La journée scolaire était à la fois dense et courte : la pause de midi était brève. On mangeait le repas préparé par les familles qui se résumait à une tranche de pain et un morceau de fromage ou de lard. Eglantine souvent, faisait cuire sur le poêle de l'école les légumes donnés par ses parents. Tous appréciaient la bonne soupe bien chaude. Les légumes étaient accompagnés d'un morceau de viande de saucisson ou de jambon. Ce qui faisait la joie des écoliers . Margot était enviée mais elle offrait volontiers ses galettes faites à la maison , les fruits du verger , les confitures de sa grand- mère.
La seule chose qu'elle ne partageait jamais était la pâte de coing : son délice préféré ! Pour un morceau de cette friandise , elle était prête à tout !

La ferme avait bien produit : les terres , les céréales ; le potager : les pommes de terres, les choux, les carottes ; les arbres fruitiers : de belles pommes, de juteuses poires ,des figues parfumées, et des coings exceptionnels. Il faut dire que les cognassiers des Chaumienne étaient beaux et donnaient des confitures de coing , des gelées et de la pâte qui étaient prisées dans toute la région ! Profitant d'une exposition en plein sud , le verger était protégé par une colline. On venait de la ville à la ferme commander la pâte de coing bien avant l'automne .

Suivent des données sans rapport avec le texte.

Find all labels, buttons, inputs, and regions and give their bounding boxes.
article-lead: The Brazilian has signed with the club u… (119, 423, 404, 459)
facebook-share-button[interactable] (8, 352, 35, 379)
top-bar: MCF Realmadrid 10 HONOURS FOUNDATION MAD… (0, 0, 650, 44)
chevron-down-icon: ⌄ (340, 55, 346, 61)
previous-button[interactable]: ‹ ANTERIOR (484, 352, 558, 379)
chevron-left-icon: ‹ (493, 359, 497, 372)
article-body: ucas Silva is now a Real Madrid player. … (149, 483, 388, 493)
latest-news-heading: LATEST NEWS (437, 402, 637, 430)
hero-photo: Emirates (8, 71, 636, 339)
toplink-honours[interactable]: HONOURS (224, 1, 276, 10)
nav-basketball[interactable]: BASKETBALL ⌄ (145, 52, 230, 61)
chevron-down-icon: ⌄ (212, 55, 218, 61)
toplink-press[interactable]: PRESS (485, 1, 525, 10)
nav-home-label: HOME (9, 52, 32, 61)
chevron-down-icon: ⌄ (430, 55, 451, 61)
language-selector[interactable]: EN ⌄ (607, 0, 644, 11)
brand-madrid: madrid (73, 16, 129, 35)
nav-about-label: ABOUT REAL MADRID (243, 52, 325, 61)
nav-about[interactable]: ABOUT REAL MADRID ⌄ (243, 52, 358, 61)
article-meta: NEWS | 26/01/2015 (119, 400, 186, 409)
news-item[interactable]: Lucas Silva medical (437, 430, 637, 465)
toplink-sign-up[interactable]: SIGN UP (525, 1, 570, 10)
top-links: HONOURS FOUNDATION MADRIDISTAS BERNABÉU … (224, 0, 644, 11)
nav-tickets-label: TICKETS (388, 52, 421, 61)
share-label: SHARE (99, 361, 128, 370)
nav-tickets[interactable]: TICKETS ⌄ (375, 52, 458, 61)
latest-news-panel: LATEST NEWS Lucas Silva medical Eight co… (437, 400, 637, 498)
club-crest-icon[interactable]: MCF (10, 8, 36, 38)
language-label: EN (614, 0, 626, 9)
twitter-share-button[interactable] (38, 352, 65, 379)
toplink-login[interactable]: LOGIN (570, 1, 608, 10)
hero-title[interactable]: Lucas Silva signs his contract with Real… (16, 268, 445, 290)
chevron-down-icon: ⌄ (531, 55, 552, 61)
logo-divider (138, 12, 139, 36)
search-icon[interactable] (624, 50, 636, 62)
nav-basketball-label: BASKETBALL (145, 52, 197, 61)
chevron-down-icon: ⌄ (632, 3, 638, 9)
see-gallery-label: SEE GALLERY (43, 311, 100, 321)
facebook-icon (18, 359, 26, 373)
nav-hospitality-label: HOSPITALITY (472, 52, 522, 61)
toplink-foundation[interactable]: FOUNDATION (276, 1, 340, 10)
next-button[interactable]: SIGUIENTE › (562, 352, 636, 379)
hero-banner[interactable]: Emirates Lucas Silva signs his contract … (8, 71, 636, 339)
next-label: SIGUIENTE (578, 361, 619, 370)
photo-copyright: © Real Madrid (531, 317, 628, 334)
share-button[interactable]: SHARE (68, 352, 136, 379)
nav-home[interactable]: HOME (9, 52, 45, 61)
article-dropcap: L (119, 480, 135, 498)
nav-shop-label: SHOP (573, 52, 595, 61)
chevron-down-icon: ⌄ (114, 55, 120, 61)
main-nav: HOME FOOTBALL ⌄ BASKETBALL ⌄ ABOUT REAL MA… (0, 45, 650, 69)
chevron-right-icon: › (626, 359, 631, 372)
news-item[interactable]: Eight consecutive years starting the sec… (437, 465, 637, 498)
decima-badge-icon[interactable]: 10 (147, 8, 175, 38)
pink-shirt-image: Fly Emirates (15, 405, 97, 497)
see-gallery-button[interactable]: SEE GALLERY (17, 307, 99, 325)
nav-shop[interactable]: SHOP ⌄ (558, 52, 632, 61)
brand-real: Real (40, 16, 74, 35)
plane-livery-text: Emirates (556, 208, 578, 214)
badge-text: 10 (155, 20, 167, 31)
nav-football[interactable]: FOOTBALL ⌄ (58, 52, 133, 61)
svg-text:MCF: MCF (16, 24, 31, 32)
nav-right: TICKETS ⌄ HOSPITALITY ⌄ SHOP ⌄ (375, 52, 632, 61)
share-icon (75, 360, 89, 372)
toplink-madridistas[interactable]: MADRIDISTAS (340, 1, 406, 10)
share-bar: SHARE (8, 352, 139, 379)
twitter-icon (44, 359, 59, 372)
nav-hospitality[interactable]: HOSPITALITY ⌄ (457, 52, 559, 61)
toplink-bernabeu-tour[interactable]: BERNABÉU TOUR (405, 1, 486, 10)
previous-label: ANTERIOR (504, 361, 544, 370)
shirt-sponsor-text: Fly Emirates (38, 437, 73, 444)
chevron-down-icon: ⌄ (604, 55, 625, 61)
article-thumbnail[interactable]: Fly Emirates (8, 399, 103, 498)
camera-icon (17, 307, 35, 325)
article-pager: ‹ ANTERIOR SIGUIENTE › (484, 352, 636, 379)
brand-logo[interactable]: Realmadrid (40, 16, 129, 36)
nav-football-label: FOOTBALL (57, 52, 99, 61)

Cette année là, les cognassiers n'avaient pas beaucoup donné. Il n'était resté à la famille que deux kilos que la mère après les avoir lavés , coupa , fit cuire sans les éplucher dans une -1- la petite gourmande casserole recouverte d'eau. Quand les coings furent bien tendres, elle les retira , passa les morceaux dans un moulin à légumes pour obtenir une purée. Puis après avoir pesé cette purée elle prépara le même poids de sucre cristallisé, versa purée et sucre dans une bassine et fit cuire ce mélange à feu doux. Avant que la pâte ne prenne la belle couleur orange ambrée, la mère apportait sa touche personnelle en ajoutant à cette cuisson, du sirop de mûres . Refroidie la pâte épaisse et parfumée fut étalée et on la laissa reposer. Le lendemain on découpa la pâte en cubes réguliers qu' on plaça dans une belle boite de biscuit au métal doré. On sépara les différentes couches de cubes par des feuilles de papier blanc, afin qu'ils ne se collent pas entre eux.
-Nous les mangerons à la Noël ! Promit la mère de famille. Se faisant, elle prit une chaise, grimpa dessus et plaça la boite en haut du buffet de vaisselle. Les quelques morceaux restés sur la table, furent vite dévorés par Margot sous les regards amusés des grands de sa famille. Il fallait attendre trois mois pour déguster tout le reste ! Cette attente parut infernale à notre petite espiègle...Le mois d'octobre passa . Chacun était retourné à ses taches . Augustin reprit les travaux des champs,

Sylver remplaça le vieux maître, à la retraite et Eglantine continua son métier d'enseignante auprès de son grand frère. Le jeune instituteur aimait beaucoup « Margoton « sa petite soeur, et son élève. Margot n'aimait pas qu'il l'appelle ainsi car ses petits compagnons se moquaient de ce surnom et reprenaient en choeur : « Margoton, Margoton où est ton cruchon ? »..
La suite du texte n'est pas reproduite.